Oprah, on the other hand, despite her billions of dollars and rolodex of celebrity friends and worshippers, has always worked extra hard to maintain her relatability and the image that she is no more important than any of us. Whether genuine or not, and only her inner circle would know for sure, Oprah has always carried an air of authenticity, an impressive feat given her vast fame and fortune and endless accolades which include multiple Emmy Awards, honourary doctorate degrees from both Duke and Harvard Universities, the Cecil B. DeMille Award, the Presidential Medal of Freedom Award from President Barack Obama, and a Smithsonian exhibit dedicated to her.

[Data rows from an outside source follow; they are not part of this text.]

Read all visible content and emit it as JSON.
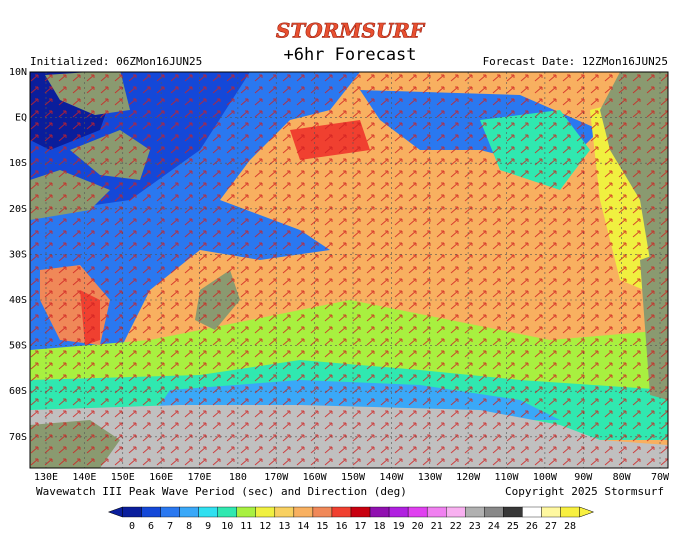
{
  "header": {
    "logo": "STORMSURF",
    "title": "+6hr Forecast",
    "initialized": "Initialized: 06ZMon16JUN25",
    "forecast_date": "Forecast Date: 12ZMon16JUN25"
  },
  "map": {
    "lat_labels": [
      "10N",
      "EQ",
      "10S",
      "20S",
      "30S",
      "40S",
      "50S",
      "60S",
      "70S"
    ],
    "lon_labels": [
      "130E",
      "140E",
      "150E",
      "160E",
      "170E",
      "180",
      "170W",
      "160W",
      "150W",
      "140W",
      "130W",
      "120W",
      "110W",
      "100W",
      "90W",
      "80W",
      "70W"
    ]
  },
  "footer": {
    "caption": "Wavewatch III Peak Wave Period (sec) and Direction (deg)",
    "copyright": "Copyright 2025 Stormsurf"
  },
  "legend": {
    "labels": [
      0,
      6,
      7,
      8,
      9,
      10,
      11,
      12,
      13,
      14,
      15,
      16,
      17,
      18,
      19,
      20,
      21,
      22,
      23,
      24,
      25,
      26,
      27,
      28
    ],
    "colors": [
      "#0a1e9c",
      "#1448d8",
      "#2a78f0",
      "#3aa8f8",
      "#30e0f0",
      "#30e8b0",
      "#a8f040",
      "#f0f040",
      "#f8d060",
      "#f8b060",
      "#f08858",
      "#f04030",
      "#c80010",
      "#9010b0",
      "#b020e0",
      "#e040f0",
      "#f080f0",
      "#f8b0f0",
      "#b0b0b0",
      "#888888",
      "#383838",
      "#ffffff",
      "#fff8a0",
      "#f8f040"
    ]
  }
}
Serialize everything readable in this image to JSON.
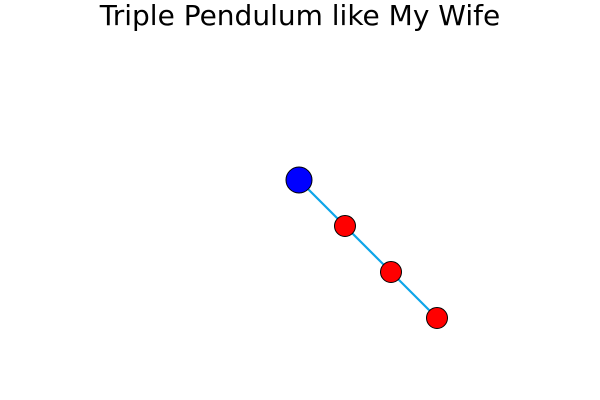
{
  "header": {
    "title": "Triple Pendulum like My Wife"
  },
  "pendulum": {
    "pivot_color": "#0000ff",
    "bob_color": "#ff0000",
    "rod_color": "#0ea5e9",
    "outline_color": "#000000",
    "bob_count": 3
  }
}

Oprah’s impressive achievements couldn’t be any less relatable yet it’s still an image she’s maintained this entire time while others haven’t been as successful – most recently and more specifically, Ellen DeGeneres. Ellen is probably the closest anyone has come to being a true successor to Oprah and new Queen of Daytime (it was no surprise seeing Oprah featured in a recent episode of Ellen’s show where the talk titan announced her next season, the show’s 19th, would, in fact, be her last) but while Oprah has managed to maintain her image all these years with her legacy very much in tact, Ellen is bowing out with her own legacy in question amidst a swirl of controversy with reports of her show being a toxic mess of a workplace and Ellen herself being the “Queen of Mean.” Not a great look for a woman who has signed off every show with “be kind to one another.” Oprah meanwhile, once served as maid of honour at a staffer’s wedding, an event for which she fit the bill. Indeed, Oprah has always given off the vibe that she practices what she preaches and in the ten years since she signed off, no one has come forward to dispel that belief. In a 2001 Time magazine piece profiling her phenomenal success and growing empire Oprah herself spoke of the importance of relatability saying, “there is a commonality in human experience, if it’s happened to one person, it has happened to thousands of others.” And while yes, Oprah is responsible for unleashing the likes of Dr. Phil and Dr. Oz into an unsuspecting, and debatably undeserving world, with Oprah, the good has always far outweighed the bad.